Adam Baldwin is a member of the Tea Party

For all my cringing in this thread, I do concur. I don’t like hearing that someone I like has beliefs or aligns themselves with a group I’m not fond of, but I really only care about how well entertainers entertain me. The only time beliefs really start to annoy me is if they start creeping into the entertainment.

Some of the creators of webcomics I follow regularly are hardcore conservative Christians, and for the most part I don’t care…except when they use the comic as a platform to preach. As long as Adam Baldwin just keeps doing what he’s always done on screen, it’s all good.

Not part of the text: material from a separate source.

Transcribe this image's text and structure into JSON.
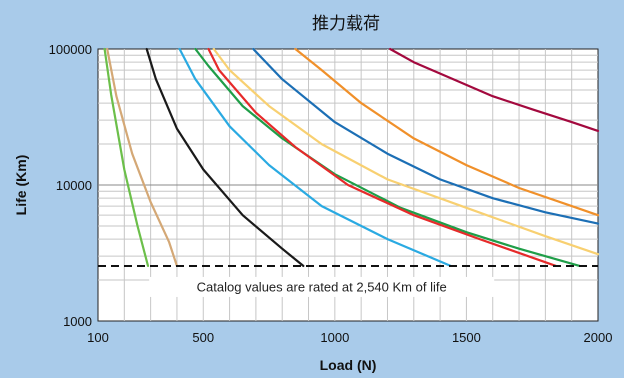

If the guy was a painter, or even a musician, I could probably get past it. But for an actor, it’s REALLY hard to see the character he plays without also seeing the actor behind it. It always seeps through, especially for an actor like Baldwin who tend to play pretty similar characters in everything he’s in.

Quoted for truth.

I agree with the rest of your post, but only because Baldwin’s beliefs aren’t beyond the pale. Contrast this against Mel Gibson’s, for example, whose are (IMO); or if you like, imagine someone even worse, say someone who actively supports the Real IRA or some other terrorist organization.

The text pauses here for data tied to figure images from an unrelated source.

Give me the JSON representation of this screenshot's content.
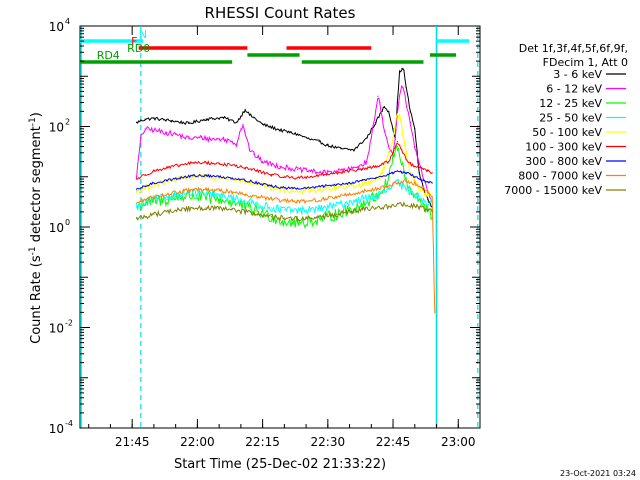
{
  "chart_data": {
    "type": "line",
    "title": "RHESSI Count Rates",
    "xlabel": "Start Time (25-Dec-02 21:33:22)",
    "ylabel_main": "Count Rate (s",
    "ylabel_sup1": "-1",
    "ylabel_mid": " detector segment",
    "ylabel_sup2": "-1",
    "ylabel_end": ")",
    "x_unit": "minutes after 21:33:22",
    "xlim": [
      0,
      92
    ],
    "ylog": true,
    "ylim": [
      0.0001,
      10000
    ],
    "x_ticks": [
      {
        "t": 12,
        "label": "21:45"
      },
      {
        "t": 27,
        "label": "22:00"
      },
      {
        "t": 42,
        "label": "22:15"
      },
      {
        "t": 57,
        "label": "22:30"
      },
      {
        "t": 72,
        "label": "22:45"
      },
      {
        "t": 87,
        "label": "23:00"
      }
    ],
    "y_ticks": [
      {
        "exp": 4,
        "label": "10",
        "sup": "4"
      },
      {
        "exp": 2,
        "label": "10",
        "sup": "2"
      },
      {
        "exp": 0,
        "label": "10",
        "sup": "0"
      },
      {
        "exp": -2,
        "label": "10",
        "sup": "-2"
      },
      {
        "exp": -4,
        "label": "10",
        "sup": "-4"
      }
    ],
    "legend_header": [
      "Det 1f,3f,4f,5f,6f,9f,",
      "FDecim 1, Att 0"
    ],
    "legend_position": "top-right",
    "series": [
      {
        "name": "3 - 6 keV",
        "color": "#000000",
        "x": [
          13,
          15,
          17,
          21,
          25,
          29,
          33,
          36,
          37,
          38,
          39,
          40,
          42,
          46,
          50,
          53,
          55,
          57,
          60,
          63,
          66,
          68,
          70,
          71,
          72,
          72.5,
          73,
          73.5,
          74,
          74.5,
          75,
          76,
          77,
          78,
          79,
          80,
          81
        ],
        "y": [
          120,
          140,
          145,
          130,
          115,
          140,
          150,
          120,
          160,
          220,
          170,
          150,
          110,
          85,
          70,
          55,
          50,
          42,
          36,
          34,
          60,
          120,
          250,
          200,
          90,
          55,
          300,
          1200,
          1400,
          1300,
          600,
          200,
          90,
          12,
          6,
          3.5,
          2.5
        ]
      },
      {
        "name": "6 - 12 keV",
        "color": "#ff00ff",
        "x": [
          13,
          14,
          15,
          17,
          20,
          22,
          25,
          28,
          30,
          33,
          35,
          36,
          37,
          37.5,
          38,
          39,
          40,
          42,
          46,
          50,
          53,
          56,
          59,
          62,
          64,
          66,
          67,
          68,
          68.5,
          69,
          69.5,
          70,
          71,
          72,
          72.5,
          73,
          73.5,
          74,
          74.5,
          75,
          76,
          77,
          78,
          79,
          80,
          81
        ],
        "y": [
          10,
          60,
          90,
          85,
          75,
          70,
          58,
          60,
          56,
          56,
          50,
          45,
          90,
          110,
          75,
          35,
          28,
          20,
          16,
          14,
          13,
          12,
          13,
          14,
          16,
          20,
          60,
          200,
          400,
          300,
          150,
          80,
          40,
          25,
          60,
          180,
          400,
          600,
          500,
          300,
          120,
          40,
          18,
          9,
          5,
          3
        ]
      },
      {
        "name": "12 - 25 keV",
        "color": "#00ff00",
        "x": [
          13,
          15,
          17,
          20,
          23,
          26,
          29,
          32,
          35,
          38,
          41,
          44,
          47,
          50,
          53,
          56,
          59,
          62,
          65,
          68,
          70,
          71,
          72,
          73,
          74,
          75,
          76,
          77,
          78,
          79,
          80,
          81
        ],
        "y": [
          2.5,
          3,
          3.2,
          3.5,
          4,
          4.2,
          3.8,
          3.5,
          3.2,
          2.5,
          2,
          1.6,
          1.3,
          1.2,
          1.3,
          1.5,
          1.8,
          2.2,
          2.8,
          4,
          6,
          10,
          25,
          40,
          18,
          8,
          5,
          4,
          3.5,
          3,
          2,
          1.5
        ]
      },
      {
        "name": "25 - 50 keV",
        "color": "#00ffff",
        "x": [
          13,
          15,
          17,
          20,
          23,
          26,
          29,
          32,
          35,
          38,
          41,
          44,
          47,
          50,
          53,
          56,
          59,
          62,
          65,
          68,
          70,
          72,
          73,
          74,
          75,
          76,
          77,
          78,
          79,
          80,
          81
        ],
        "y": [
          2.5,
          3,
          3.5,
          4,
          4.5,
          4.8,
          4.6,
          4.2,
          3.8,
          3.3,
          2.8,
          2.4,
          2.2,
          2.1,
          2.2,
          2.4,
          2.7,
          3.1,
          3.6,
          4.2,
          5,
          6.5,
          8,
          6.5,
          5.5,
          5,
          4.5,
          4,
          3.6,
          3.2,
          3
        ]
      },
      {
        "name": "50 - 100 keV",
        "color": "#ffff00",
        "x": [
          13,
          15,
          17,
          20,
          23,
          26,
          29,
          32,
          35,
          38,
          41,
          44,
          47,
          50,
          53,
          56,
          59,
          62,
          65,
          68,
          69,
          70,
          71,
          72,
          72.5,
          73,
          73.5,
          74,
          75,
          76,
          77,
          78,
          79,
          80,
          81
        ],
        "y": [
          5,
          6,
          7,
          8,
          9,
          10,
          10,
          9.5,
          9,
          8,
          7,
          6,
          5.5,
          5.2,
          5.3,
          5.6,
          6,
          6.5,
          7,
          9,
          10,
          15,
          30,
          60,
          120,
          180,
          160,
          100,
          30,
          12,
          8,
          6,
          5,
          4.5,
          4
        ]
      },
      {
        "name": "100 - 300 keV",
        "color": "#ff0000",
        "x": [
          13,
          15,
          17,
          20,
          23,
          26,
          29,
          32,
          35,
          38,
          41,
          44,
          47,
          50,
          53,
          56,
          59,
          62,
          65,
          68,
          71,
          72,
          73,
          74,
          75,
          76,
          77,
          78,
          79,
          80,
          81
        ],
        "y": [
          9,
          11,
          13,
          15,
          17,
          19,
          19,
          18,
          17,
          15,
          13,
          11,
          10,
          9.5,
          10,
          11,
          12,
          13,
          14,
          16,
          20,
          30,
          50,
          35,
          22,
          18,
          16,
          15,
          14,
          13,
          12
        ]
      },
      {
        "name": "300 - 800 keV",
        "color": "#0000ff",
        "x": [
          13,
          15,
          17,
          20,
          23,
          26,
          29,
          32,
          35,
          38,
          41,
          44,
          47,
          50,
          53,
          56,
          59,
          62,
          65,
          68,
          71,
          72,
          73,
          74,
          75,
          76,
          77,
          78,
          79,
          80,
          81
        ],
        "y": [
          5.5,
          6.5,
          7.5,
          8.5,
          9.5,
          10.5,
          10.5,
          10,
          9.5,
          8.5,
          7.5,
          6.5,
          6,
          5.8,
          6,
          6.5,
          7,
          7.5,
          8.5,
          9.5,
          11,
          12,
          13,
          12.5,
          12,
          11,
          10,
          9,
          8.5,
          8,
          7.5
        ]
      },
      {
        "name": "800 - 7000 keV",
        "color": "#ff8000",
        "x": [
          13,
          15,
          17,
          20,
          23,
          26,
          29,
          32,
          35,
          38,
          41,
          44,
          47,
          50,
          53,
          56,
          59,
          62,
          65,
          68,
          71,
          73,
          75,
          77,
          79,
          80,
          81,
          81.3,
          81.6
        ],
        "y": [
          3,
          3.5,
          4,
          4.5,
          5,
          5.5,
          5.5,
          5.3,
          5,
          4.5,
          4,
          3.6,
          3.3,
          3.2,
          3.3,
          3.6,
          4,
          4.5,
          5,
          5.8,
          6.5,
          7.5,
          8.2,
          7.5,
          6,
          5,
          4,
          0.3,
          0.02
        ]
      },
      {
        "name": "7000 - 15000 keV",
        "color": "#808000",
        "x": [
          13,
          15,
          17,
          20,
          23,
          26,
          29,
          32,
          35,
          38,
          41,
          44,
          47,
          50,
          53,
          56,
          59,
          62,
          65,
          68,
          71,
          74,
          77,
          80,
          81
        ],
        "y": [
          1.5,
          1.6,
          1.8,
          2,
          2.2,
          2.4,
          2.4,
          2.3,
          2.2,
          2,
          1.8,
          1.6,
          1.5,
          1.45,
          1.5,
          1.6,
          1.8,
          2,
          2.2,
          2.4,
          2.6,
          2.8,
          2.6,
          2.2,
          2
        ]
      }
    ],
    "state_bars": [
      {
        "name": "N",
        "color": "#00ffff",
        "level": 3,
        "label_t": 14.5,
        "segments": [
          [
            0,
            14.5
          ],
          [
            82,
            89.5
          ]
        ]
      },
      {
        "name": "F",
        "color": "#ff0000",
        "level": 2,
        "label_t": 12.5,
        "segments": [
          [
            13.5,
            38.5
          ],
          [
            47.5,
            67
          ]
        ]
      },
      {
        "name": "RD0",
        "color": "#00a000",
        "level": 1,
        "label_t": 13.5,
        "segments": [
          [
            38.5,
            50.5
          ],
          [
            80.5,
            86.5
          ]
        ]
      },
      {
        "name": "RD4",
        "color": "#00a000",
        "level": 0,
        "label_t": 6.5,
        "segments": [
          [
            0,
            35
          ],
          [
            51,
            79
          ]
        ]
      }
    ],
    "vlines_solid": [
      0,
      82
    ],
    "vlines_dashed": [
      14,
      91.5
    ],
    "footer_date": "23-Oct-2021 03:24"
  }
}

It’s perfectly possible for someone’s real-world behavior to taint my enjoyment of their art. That can include participation in exceptionally loathsome political movements. The Tea Party movement is loathsome, IMO, but only unexceptionally so.

Well crap. I always liked Adam Baldwin. Now I’ll have to think “I like him, but…”

Same with Robert Duvall. I adore him, but he’s a Republican.

No worries. I had no idea who he was either. And I’ve never seen Firefly.

Wow, he’s even more awesome than I used to think he was.

At least this puts the net political viewpoint of acting Baldwins somewhere in the middle. And if an actor being conservative really taints your viewpoint on an actor, I hope you don’t like Robert Downey, Jr.

We gotta go to the crappy political rally where I’m a hero!

I still don’t think it should, though. The reason we don’t enjoy it is because that person has done something wrong. But our dislike is not going to do anything to stop that. So all we’re doing is letting someone else’s actions keep us from enjoying something.

Our instinct to shun people who have done wrong is not always useful.

Not to me.

Funny thing, Sam, but you seemed more sympathetic to people shunning artists because of their politics back when folks were mad at the Dixie Chicks for criticizing President Bush:

So for consistency’s sake, Sam, you might want to back off on your gibes about people on the left being “shallow and close-minded” if this revelation about Baldwin’s politics happens to diminish their appreciation of Baldwin’s art.

(Me personally, I never heard of the guy and don’t know and don’t care what Firefly is, so I won’t be making any changes in my life over this.)

You’ve got a reasonable point, if you don’t draw a distinction between merely holding a set of beliefs and specific actions you think are wrong. No one had a problem with the Dixie Chicks until they criticized the president overseas.

But I recognize that everyone draws the line in a different place, and I’ve got no right to tell them where it is. So consider my comment retracted.